The protein encoded by this gene, ankyrin-3 is an immunologically distinct gene product from ankyrins ANK1 and ANK2, and was originally found at the axonal initial segment and nodes of Ranvier of neurons in the central and peripheral nervous systems. Alternatively spliced variants may be expressed in other tissues. Although multiple transcript variants encoding several different isoforms have been found for this gene, the full-length nature of only two have been characterized.

Within the nervous system, ankyrin-G is specifically localized to the neuromuscular junction, the axon initial segment and the Nodes of Ranvier. Within the nodes of Ranvier where action potentials are actively propagated, ankyrin-G has long been thought to be the intermediate binding partner to neurofascin and voltage-gated sodium channels. The genetic deletion of ankyrin-G from multiple neuron types has shown that ankyrin-G is required for the normal clustering of voltage-gated sodium channels at the axon hillock and for action potential firing.

== Disease linkage ==

The ANK3 protein associates with the cardiac sodium channel Na_{v}1.5. Both proteins are highly expressed at ventricular intercalated disc and T-tubule membranes in cardiomyocytes. A mutation in the Na_{v}1.5 protein blocks interaction with ANK3 binding and therefore disrupts surface expression of Na_{v}1.5 in cardiomyocytes resulting in Brugada syndrome, a type of cardiac arrhythmia.

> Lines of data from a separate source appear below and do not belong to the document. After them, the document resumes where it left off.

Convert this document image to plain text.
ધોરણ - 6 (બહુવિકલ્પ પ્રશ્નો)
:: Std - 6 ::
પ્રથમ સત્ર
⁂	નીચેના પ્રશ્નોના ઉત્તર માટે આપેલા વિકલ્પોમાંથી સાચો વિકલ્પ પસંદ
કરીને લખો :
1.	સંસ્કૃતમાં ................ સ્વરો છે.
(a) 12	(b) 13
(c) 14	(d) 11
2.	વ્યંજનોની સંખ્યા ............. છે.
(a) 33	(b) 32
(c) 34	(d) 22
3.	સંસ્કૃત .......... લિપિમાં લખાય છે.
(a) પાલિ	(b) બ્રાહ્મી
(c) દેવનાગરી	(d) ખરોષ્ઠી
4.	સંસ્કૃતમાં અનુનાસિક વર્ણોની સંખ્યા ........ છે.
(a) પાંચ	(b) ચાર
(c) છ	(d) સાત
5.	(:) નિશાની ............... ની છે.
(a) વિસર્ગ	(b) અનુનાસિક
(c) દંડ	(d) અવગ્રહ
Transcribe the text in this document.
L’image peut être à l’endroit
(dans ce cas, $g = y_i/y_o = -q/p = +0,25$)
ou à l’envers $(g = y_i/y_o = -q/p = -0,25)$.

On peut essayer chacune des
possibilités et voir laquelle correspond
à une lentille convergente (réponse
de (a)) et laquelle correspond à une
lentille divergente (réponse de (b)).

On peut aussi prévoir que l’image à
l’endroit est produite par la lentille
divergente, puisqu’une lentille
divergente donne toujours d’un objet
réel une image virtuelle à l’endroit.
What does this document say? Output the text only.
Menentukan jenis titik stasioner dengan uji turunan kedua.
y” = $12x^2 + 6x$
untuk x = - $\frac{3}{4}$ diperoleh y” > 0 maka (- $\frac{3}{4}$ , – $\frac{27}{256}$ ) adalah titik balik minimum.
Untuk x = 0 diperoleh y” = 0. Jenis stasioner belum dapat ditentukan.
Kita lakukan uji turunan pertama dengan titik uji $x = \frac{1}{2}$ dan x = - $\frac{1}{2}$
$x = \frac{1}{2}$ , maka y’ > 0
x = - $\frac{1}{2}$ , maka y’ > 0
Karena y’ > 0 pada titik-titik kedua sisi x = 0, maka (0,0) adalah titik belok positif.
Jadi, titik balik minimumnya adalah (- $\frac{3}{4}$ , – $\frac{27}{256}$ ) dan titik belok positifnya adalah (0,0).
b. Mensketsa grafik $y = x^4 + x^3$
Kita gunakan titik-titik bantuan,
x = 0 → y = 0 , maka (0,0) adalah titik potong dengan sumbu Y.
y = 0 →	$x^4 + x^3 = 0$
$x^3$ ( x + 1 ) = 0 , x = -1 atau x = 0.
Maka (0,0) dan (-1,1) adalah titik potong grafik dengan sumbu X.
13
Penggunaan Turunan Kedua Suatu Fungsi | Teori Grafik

Other mutations in the ANK3 gene may be involved in the bipolar disorder and intellectual disability.

== Ankyrin family ==

The protein encoded by the ANK3 gene is a member of the ankyrin family of proteins that link the integral membrane proteins to the underlying spectrin-actin cytoskeleton. Ankyrins play key roles in activities such as cell motility, activation, proliferation, contact and the maintenance of specialized membrane domains. Most ankyrins are typically composed of three structural domains: an amino-terminal domain containing multiple ankyrin repeats; a central region with a highly conserved spectrin binding domain; and a carboxy-terminal regulatory domain which is the least conserved and subject to variation.